Infinitely Losing My Edge
Yeah, I'm losing my edge.
I'm losing my edge.
The kids are coming up from behind.
I'm losing my edge.
I'm losing my edge to the kids from Slovakia and from Manchester.
But I was there.
I was there in 1967.
I was there at the first Rodriguez show in Detroit.
I'm losing my edge.
I'm losing my edge to the kids whose footsteps I hear when they get on the decks.
I'm losing my edge to the internet seekers who can tell me every member of every good group from 1963 to 1972.
I'm losing my edge.
To all the kids in Columbus and Spokane.
I'm losing my edge to the art-school Beijing kids in little jackets and borrowed nostalgia for the unremembered nineties.
I'm losing my edge.
I'm losing my edge.
I can hear the footsteps every night on the decks.
But I was there.
I was there in 1962 at the first Guess Who practice in a loft in Winnipeg.
I was working on the sitar sounds with much patience.
I was there when Captain Beefheart started up his first band.
I told him, "Don't do it that way. You'll never make a dime."
I was there.
I was the first guy playing Delon & Dalcan to the rock kids.
I played it at the Roxy.
Everybody thought I was crazy.
We all know.
I was there.
I was there.
I've never been wrong.
But I'm losing my edge to better-looking people with better ideas and more talent.
And they're actually really, really nice.
I'm losing my edge.
I heard you have a compilation of every good song ever done by anybody.
Every great song by Echo & the Bunnymen. All the underground hits.
All Colin Newman tracks. I heard you have a vinyl of every Man Eating Sloth record on German import.
I heard that you have a white label of every seminal electroclash hit - 1985, '86, '87.
I heard that you have a CD compilation of every good '60s cut and another box set from the '80s.
I hear you're buying a linndrum and a guitar and are throwing your macbook out the window because you want to make something real. You want to make a Hardrive record.
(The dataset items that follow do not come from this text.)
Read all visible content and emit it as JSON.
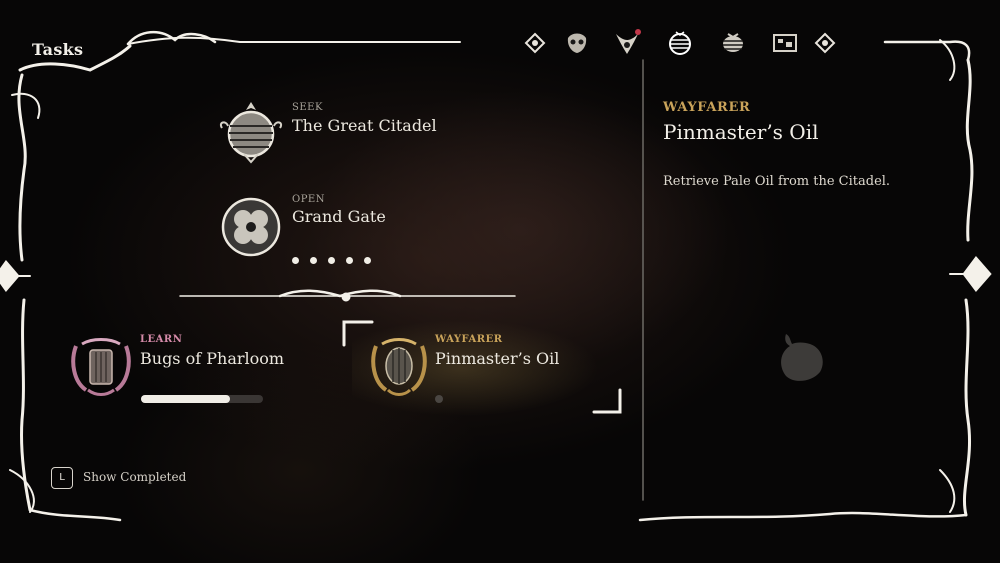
{
  "header": {
    "title": "Tasks"
  },
  "tabs": [
    {
      "name": "inventory",
      "icon": "left-diamond-icon",
      "active": false
    },
    {
      "name": "crest",
      "icon": "skull-crest-icon",
      "active": false
    },
    {
      "name": "tools",
      "icon": "horned-beetle-icon",
      "active": false,
      "notification": true
    },
    {
      "name": "tasks",
      "icon": "citadel-orb-icon",
      "active": true
    },
    {
      "name": "journal",
      "icon": "bug-journal-icon",
      "active": false
    },
    {
      "name": "map",
      "icon": "map-icon",
      "active": false
    },
    {
      "name": "next",
      "icon": "right-diamond-icon",
      "active": false
    }
  ],
  "main_tasks": [
    {
      "kind": "SEEK",
      "name": "The Great Citadel",
      "icon": "citadel-orb-icon"
    },
    {
      "kind": "OPEN",
      "name": "Grand Gate",
      "icon": "gate-seal-icon",
      "pips": 5
    }
  ],
  "side_tasks": [
    {
      "kind": "LEARN",
      "name": "Bugs of Pharloom",
      "icon": "pink-harp-icon",
      "progress": 0.73
    },
    {
      "kind": "WAYFARER",
      "name": "Pinmaster’s Oil",
      "icon": "gold-harp-icon",
      "progress": 0,
      "selected": true
    }
  ],
  "detail": {
    "kind": "WAYFARER",
    "name": "Pinmaster’s Oil",
    "description": "Retrieve Pale Oil from the Citadel.",
    "icon": "oil-flask-icon"
  },
  "footer": {
    "key": "L",
    "label": "Show Completed"
  },
  "colors": {
    "wayfarer": "#c9a35a",
    "learn": "#d48aa8",
    "notification": "#c2384a"
  }
}
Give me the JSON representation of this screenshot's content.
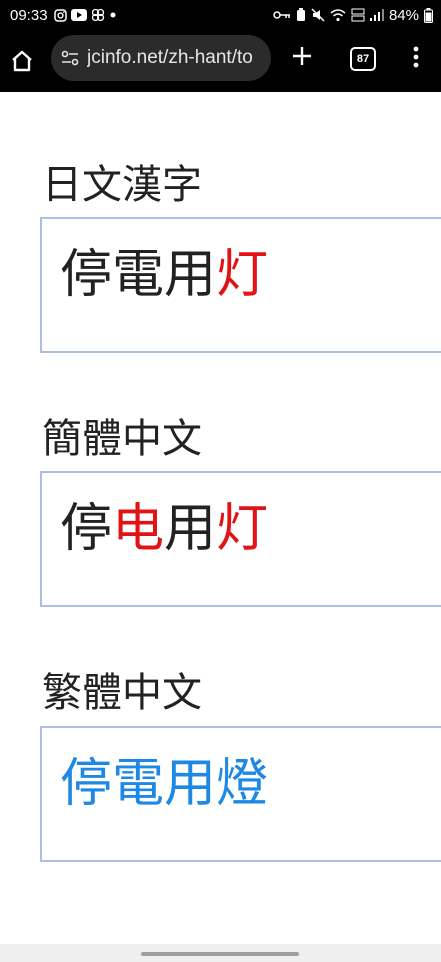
{
  "status_bar": {
    "time": "09:33",
    "battery": "84%"
  },
  "browser": {
    "url": "jcinfo.net/zh-hant/to",
    "tab_count": "87"
  },
  "sections": [
    {
      "label": "日文漢字",
      "chars": [
        {
          "t": "停",
          "color": "#222222"
        },
        {
          "t": "電",
          "color": "#222222"
        },
        {
          "t": "用",
          "color": "#222222"
        },
        {
          "t": "灯",
          "color": "#e01414"
        }
      ]
    },
    {
      "label": "簡體中文",
      "chars": [
        {
          "t": "停",
          "color": "#222222"
        },
        {
          "t": "电",
          "color": "#e01414"
        },
        {
          "t": "用",
          "color": "#222222"
        },
        {
          "t": "灯",
          "color": "#e01414"
        }
      ]
    },
    {
      "label": "繁體中文",
      "chars": [
        {
          "t": "停",
          "color": "#1e88e5"
        },
        {
          "t": "電",
          "color": "#1e88e5"
        },
        {
          "t": "用",
          "color": "#1e88e5"
        },
        {
          "t": "燈",
          "color": "#1e88e5"
        }
      ]
    }
  ]
}
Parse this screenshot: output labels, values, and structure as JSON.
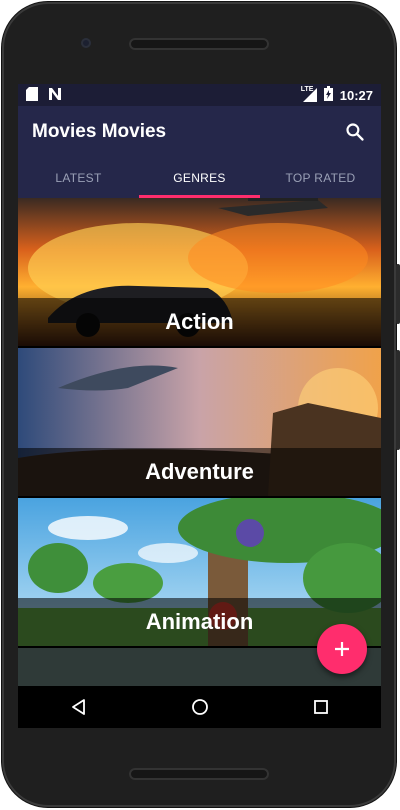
{
  "status": {
    "time": "10:27",
    "lte": "LTE"
  },
  "app": {
    "title": "Movies Movies"
  },
  "tabs": [
    {
      "label": "LATEST"
    },
    {
      "label": "GENRES"
    },
    {
      "label": "TOP RATED"
    }
  ],
  "genres": [
    {
      "label": "Action"
    },
    {
      "label": "Adventure"
    },
    {
      "label": "Animation"
    }
  ],
  "colors": {
    "primary": "#25274a",
    "status": "#1c1d36",
    "accent": "#ff2d6d"
  },
  "icons": [
    "sd-card-icon",
    "n-notification-icon",
    "signal-icon",
    "battery-icon",
    "search-icon",
    "add-icon",
    "back-icon",
    "home-icon",
    "recents-icon"
  ]
}
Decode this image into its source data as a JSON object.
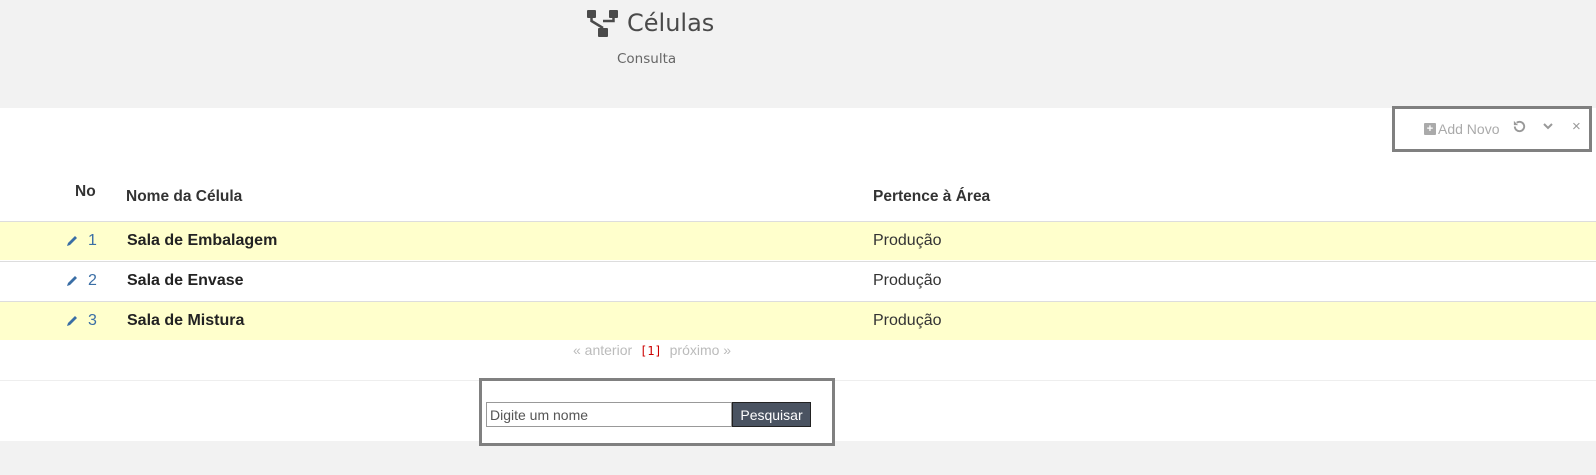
{
  "header": {
    "title": "Células",
    "subtitle": "Consulta",
    "icon": "sitemap-icon"
  },
  "toolbox": {
    "add_label": "Add Novo",
    "add_icon": "plus-square-icon",
    "refresh_icon": "refresh-icon",
    "collapse_icon": "chevron-down-icon",
    "close_icon": "close-icon"
  },
  "table": {
    "columns": [
      "No",
      "Nome da Célula",
      "Pertence à Área"
    ],
    "rows": [
      {
        "num": "1",
        "name": "Sala de Embalagem",
        "area": "Produção"
      },
      {
        "num": "2",
        "name": "Sala de Envase",
        "area": "Produção"
      },
      {
        "num": "3",
        "name": "Sala de Mistura",
        "area": "Produção"
      }
    ]
  },
  "pager": {
    "prev": "« anterior",
    "current": "[1]",
    "next": "próximo »"
  },
  "search": {
    "placeholder": "Digite um nome",
    "button": "Pesquisar"
  },
  "colors": {
    "row_highlight": "#ffffcc",
    "button_bg": "#4a5361",
    "link": "#3a6ea5"
  }
}
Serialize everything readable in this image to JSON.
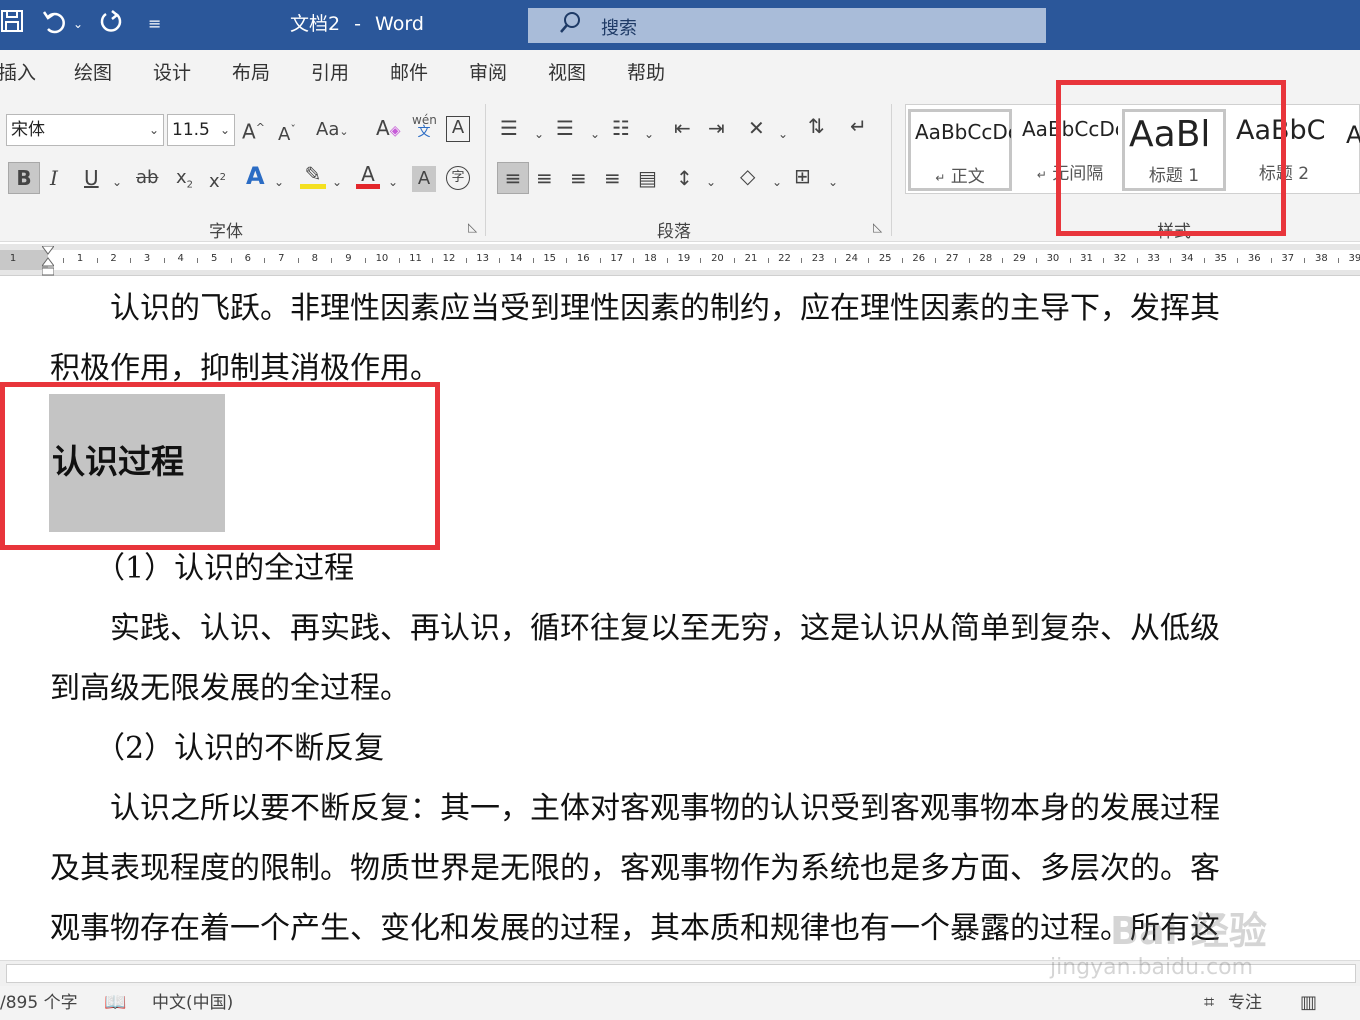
{
  "titlebar": {
    "doc_name": "文档2",
    "separator": "-",
    "app_name": "Word",
    "search_label": "搜索"
  },
  "menu": {
    "tabs": [
      "插入",
      "绘图",
      "设计",
      "布局",
      "引用",
      "邮件",
      "审阅",
      "视图",
      "帮助"
    ]
  },
  "ribbon": {
    "font_name": "宋体",
    "font_size": "11.5",
    "font_group_label": "字体",
    "paragraph_group_label": "段落",
    "styles_group_label": "样式",
    "styles": [
      {
        "preview": "AaBbCcDc",
        "name": "正文",
        "marker": "↵"
      },
      {
        "preview": "AaBbCcDc",
        "name": "无间隔",
        "marker": "↵"
      },
      {
        "preview": "AaBl",
        "name": "标题 1",
        "marker": ""
      },
      {
        "preview": "AaBbC",
        "name": "标题 2",
        "marker": ""
      }
    ],
    "overflow_preview": "A",
    "wen_top": "wén",
    "wen_bottom": "文"
  },
  "ruler": {
    "left_number": "1",
    "numbers": [
      "2",
      "4",
      "6",
      "8",
      "10",
      "12",
      "14",
      "16",
      "18",
      "20",
      "22",
      "24",
      "26",
      "28",
      "30",
      "32",
      "34",
      "36",
      "38"
    ],
    "odd_numbers": [
      "1",
      "3",
      "5",
      "7",
      "9",
      "11",
      "13",
      "15",
      "17",
      "19",
      "21",
      "23",
      "25",
      "27",
      "29",
      "31",
      "33",
      "35",
      "37",
      "39"
    ]
  },
  "document": {
    "lines": [
      "　　认识的飞跃。非理性因素应当受到理性因素的制约，应在理性因素的主导下，发挥其",
      "积极作用，抑制其消极作用。"
    ],
    "heading": "认识过程",
    "lines_after": [
      "　　（1）认识的全过程",
      "　　实践、认识、再实践、再认识，循环往复以至无穷，这是认识从简单到复杂、从低级",
      "到高级无限发展的全过程。",
      "　　（2）认识的不断反复",
      "　　认识之所以要不断反复：其一，主体对客观事物的认识受到客观事物本身的发展过程",
      "及其表现程度的限制。物质世界是无限的，客观事物作为系统也是多方面、多层次的。客",
      "观事物存在着一个产生、变化和发展的过程，其本质和规律也有一个暴露的过程。所有这"
    ]
  },
  "statusbar": {
    "word_count": "/895 个字",
    "language": "中文(中国)",
    "focus_label": "专注"
  },
  "watermark": {
    "brand": "Bai 经验",
    "url": "jingyan.baidu.com"
  },
  "colors": {
    "titlebar": "#2b579a",
    "highlight_box": "#e8353b",
    "heading_shading": "#c4c4c4"
  }
}
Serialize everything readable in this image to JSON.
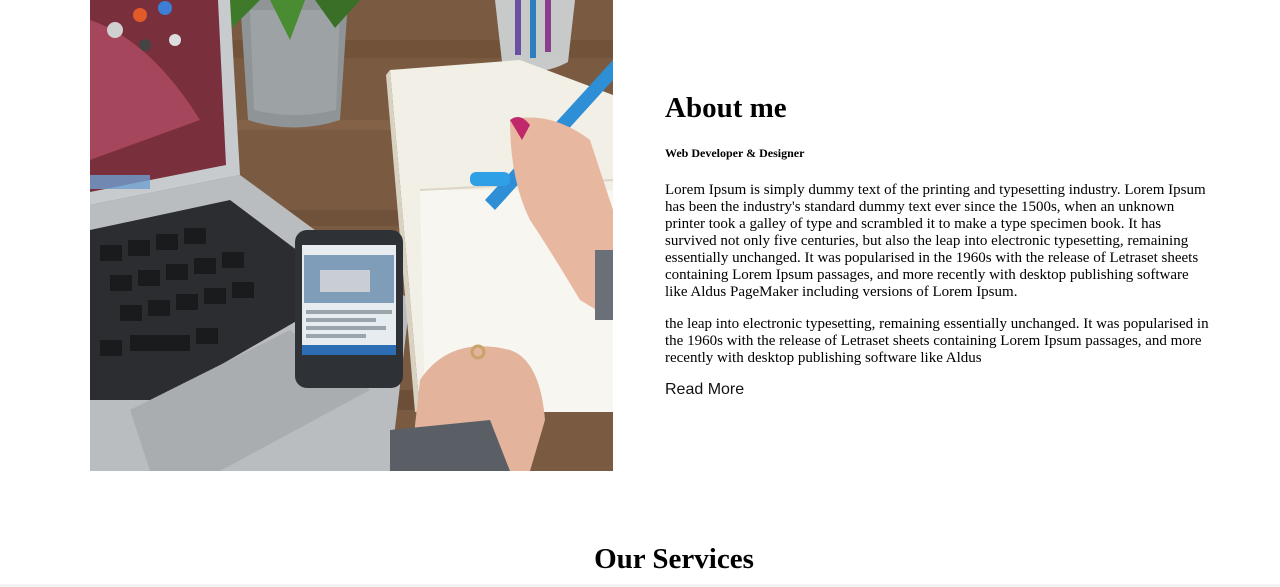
{
  "about": {
    "heading": "About me",
    "subheading": "Web Developer & Designer",
    "paragraph1": "Lorem Ipsum is simply dummy text of the printing and typesetting industry. Lorem Ipsum has been the industry's standard dummy text ever since the 1500s, when an unknown printer took a galley of type and scrambled it to make a type specimen book. It has survived not only five centuries, but also the leap into electronic typesetting, remaining essentially unchanged. It was popularised in the 1960s with the release of Letraset sheets containing Lorem Ipsum passages, and more recently with desktop publishing software like Aldus PageMaker including versions of Lorem Ipsum.",
    "paragraph2": "the leap into electronic typesetting, remaining essentially unchanged. It was popularised in the 1960s with the release of Letraset sheets containing Lorem Ipsum passages, and more recently with desktop publishing software like Aldus",
    "read_more_label": "Read More"
  },
  "services": {
    "heading": "Our Services"
  },
  "photo": {
    "alt": "Person writing in a notebook next to a laptop and smartphone on a wooden desk"
  }
}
I hear that you and your band have sold your theremin and bought a chamberlin.
I hear that you and your band have sold your chamberlin and bought a theremin.
I hear everybody that you know is more relevant than everybody that I know.
But have you seen my records?
The Pretty Things,
Brass Construction,
Spandau Ballet,
DJ Style,
The Mighty Diamonds,
F. McDonald,
Avey Tare's Slasher Flicks,
Oppenheimer Analysis,
Mission of Burma,
Aloha Tigers,
Man Parrish,
Stiv Bators,
The Sisters of Mercy,
Soul II Soul,
Morten Harket,
Nas,
The Gun Club,
Marcia Griffiths,
Gang Green,
Gregory Isaacs,
Minor Threat,
Rapeman,
Neil Young & Crazy Horse,
Alison Limerick,
The Durutti Column,
Michelle Simonal,
The J.B.'s,
Zapp,
Jacob Miller,
Avey Tare,
Marmalade,
Captain Beefheart & His Magic Band,
The Velvet Underground,
Main Source,
Grauzone,
The Stooges,
Parry Music,
The Move,
Ice-T,
Metal Thangz,
John Lydon,
Dorothy Ashby,
Eli Mardock,
Wire,
Swans,
Amazonics,
Q and Not U,
Flamin' Groovies,
FM Einheit,
Sad Lovers and Giants,
Scientists,
The Royal Family And The Poor,
Ken Boothe,
The Star Department,
The Neon Judgement,
Kayak,
Notorious Big And Bone Thugs,
Tommy Roe,
Sparks,
Hardrive,
MDC, MDC, MDC, MDC.
You don't know what you really want.
You don't know what you really want.
You don't know what you really want.
You don't know what you really want.
You don't know what you really want.
You don't know what you really want.
You don't know what you really want.
You don't know what you really want.
You don't know what you really want.
You don't know what you really want.
You don't know what you really want.
You don't know what you really want.
You don't know what you really want.
You don't know what you really want.
You don't know what you really want.